This is consistent with removing whole-disk vdev support from libsa/zfs/zfs.c in r342151.
What I'm really after is to not probe for a whole disk vdev if a partition table exists, so if for some reason whole disk vdev support needs to remain, I'll chase this patch with one to check for a partition table first and only do a whole-disk vdev probe if there isn't one.

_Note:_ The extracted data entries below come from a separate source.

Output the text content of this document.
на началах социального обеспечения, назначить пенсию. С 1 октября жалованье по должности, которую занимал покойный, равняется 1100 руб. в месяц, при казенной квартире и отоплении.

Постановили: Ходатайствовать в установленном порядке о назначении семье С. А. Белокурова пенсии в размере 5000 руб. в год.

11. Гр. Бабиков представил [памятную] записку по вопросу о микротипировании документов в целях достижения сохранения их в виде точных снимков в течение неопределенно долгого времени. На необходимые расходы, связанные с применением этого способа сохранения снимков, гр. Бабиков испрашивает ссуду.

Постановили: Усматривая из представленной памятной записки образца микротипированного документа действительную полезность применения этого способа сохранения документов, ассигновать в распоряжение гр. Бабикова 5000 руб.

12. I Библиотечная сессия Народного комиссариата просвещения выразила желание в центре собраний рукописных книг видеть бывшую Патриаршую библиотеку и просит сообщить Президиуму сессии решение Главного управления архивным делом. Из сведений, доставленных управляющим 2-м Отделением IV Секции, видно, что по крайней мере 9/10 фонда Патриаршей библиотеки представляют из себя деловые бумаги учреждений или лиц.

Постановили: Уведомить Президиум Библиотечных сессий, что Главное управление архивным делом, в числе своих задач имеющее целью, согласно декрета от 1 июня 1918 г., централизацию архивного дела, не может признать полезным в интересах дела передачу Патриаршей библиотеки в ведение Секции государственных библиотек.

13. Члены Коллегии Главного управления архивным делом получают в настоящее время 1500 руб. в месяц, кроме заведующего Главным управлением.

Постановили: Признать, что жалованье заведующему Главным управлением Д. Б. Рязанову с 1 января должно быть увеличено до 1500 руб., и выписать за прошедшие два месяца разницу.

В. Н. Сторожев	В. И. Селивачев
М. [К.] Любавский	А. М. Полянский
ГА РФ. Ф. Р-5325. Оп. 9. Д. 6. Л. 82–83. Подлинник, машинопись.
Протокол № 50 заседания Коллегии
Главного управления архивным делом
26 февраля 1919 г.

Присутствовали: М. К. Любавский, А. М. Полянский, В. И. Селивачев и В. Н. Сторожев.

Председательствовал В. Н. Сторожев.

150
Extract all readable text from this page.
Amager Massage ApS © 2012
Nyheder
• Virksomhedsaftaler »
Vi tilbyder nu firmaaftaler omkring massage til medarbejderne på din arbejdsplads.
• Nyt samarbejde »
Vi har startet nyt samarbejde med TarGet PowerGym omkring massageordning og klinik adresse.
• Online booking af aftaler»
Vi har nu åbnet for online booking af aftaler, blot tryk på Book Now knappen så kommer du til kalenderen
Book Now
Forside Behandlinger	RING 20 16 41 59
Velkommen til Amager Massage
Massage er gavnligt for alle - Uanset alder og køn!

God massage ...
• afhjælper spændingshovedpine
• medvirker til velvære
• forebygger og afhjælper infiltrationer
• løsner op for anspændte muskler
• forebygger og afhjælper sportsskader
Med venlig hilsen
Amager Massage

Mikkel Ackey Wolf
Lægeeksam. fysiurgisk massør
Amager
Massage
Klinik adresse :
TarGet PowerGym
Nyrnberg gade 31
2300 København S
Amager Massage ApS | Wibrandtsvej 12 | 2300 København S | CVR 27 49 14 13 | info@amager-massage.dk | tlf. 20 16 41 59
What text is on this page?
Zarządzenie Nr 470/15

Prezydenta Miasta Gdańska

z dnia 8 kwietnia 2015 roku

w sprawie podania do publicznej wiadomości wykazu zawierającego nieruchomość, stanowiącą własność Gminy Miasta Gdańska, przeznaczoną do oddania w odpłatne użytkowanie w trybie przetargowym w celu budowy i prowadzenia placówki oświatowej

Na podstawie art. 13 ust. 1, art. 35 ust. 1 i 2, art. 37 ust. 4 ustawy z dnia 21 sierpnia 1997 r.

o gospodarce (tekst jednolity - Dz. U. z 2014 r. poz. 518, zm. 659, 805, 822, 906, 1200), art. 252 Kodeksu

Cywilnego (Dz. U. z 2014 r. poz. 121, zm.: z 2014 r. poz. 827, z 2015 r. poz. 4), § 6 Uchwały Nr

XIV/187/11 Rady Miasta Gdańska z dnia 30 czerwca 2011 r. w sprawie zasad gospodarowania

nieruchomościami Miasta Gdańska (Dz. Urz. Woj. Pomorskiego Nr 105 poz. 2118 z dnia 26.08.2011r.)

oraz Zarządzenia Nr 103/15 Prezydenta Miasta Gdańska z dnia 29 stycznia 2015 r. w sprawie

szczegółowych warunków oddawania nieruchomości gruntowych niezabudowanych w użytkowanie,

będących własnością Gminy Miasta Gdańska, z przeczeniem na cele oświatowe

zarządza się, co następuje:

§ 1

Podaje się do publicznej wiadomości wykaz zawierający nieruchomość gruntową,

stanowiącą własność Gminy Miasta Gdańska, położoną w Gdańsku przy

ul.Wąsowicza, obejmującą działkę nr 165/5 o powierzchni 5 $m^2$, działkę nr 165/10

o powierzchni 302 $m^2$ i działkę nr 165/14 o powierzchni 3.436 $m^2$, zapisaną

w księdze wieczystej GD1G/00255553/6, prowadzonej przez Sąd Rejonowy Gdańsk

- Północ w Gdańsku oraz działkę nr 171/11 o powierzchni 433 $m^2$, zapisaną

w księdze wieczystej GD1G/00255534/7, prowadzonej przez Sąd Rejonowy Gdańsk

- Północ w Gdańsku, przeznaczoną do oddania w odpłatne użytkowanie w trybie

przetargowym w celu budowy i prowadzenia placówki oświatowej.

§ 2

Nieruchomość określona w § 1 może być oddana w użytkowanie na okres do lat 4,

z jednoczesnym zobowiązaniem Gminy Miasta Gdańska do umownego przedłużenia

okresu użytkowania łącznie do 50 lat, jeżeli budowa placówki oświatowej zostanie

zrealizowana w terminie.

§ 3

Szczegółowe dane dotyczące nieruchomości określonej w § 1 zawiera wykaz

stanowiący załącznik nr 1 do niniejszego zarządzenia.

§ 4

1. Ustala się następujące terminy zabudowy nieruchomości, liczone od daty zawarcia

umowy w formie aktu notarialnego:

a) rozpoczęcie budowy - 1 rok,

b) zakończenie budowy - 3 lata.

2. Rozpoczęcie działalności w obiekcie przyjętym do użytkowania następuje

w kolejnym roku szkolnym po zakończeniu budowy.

The reason I want the partition table check to take priority is that I had an experience recently where I moved a machine with a gpt/zfs config to 11.2, and it 'started to hang' in zfsloader. After then upgrading the boot code to the 11.2 gptzfsboot, gptzfsboot 'started to hang'.
After a bit of digging, it turns out what was really going on was that the RAID controller the disks were attached to (and which was set to logical pass-through mode) had a firmware bug that was being tickled by the new zfsboot/loader code in 11.2 that newly started looking at the labels at the end of the disk (or partition), and once that happened, each I/O was causing a 60 second timeout (disk size was accurate - no past-the-real-end issue, and it turns out I could get things to work by breaking up multi-sector I/Os near the end of the disk into single-sector I/Os in descending order). This particular problem was worked around in the end by updating the controller firmware to a version that fixed this bug, but if no such firmware existed, I sure would have liked to have been able to work around the issue by adjusting my partition tables to avoid a suitable chunk of the end of the disk. Such a workaround is not possible unless partition tables take priority over whole-disk probes (or whole disk probes are done away with entirely).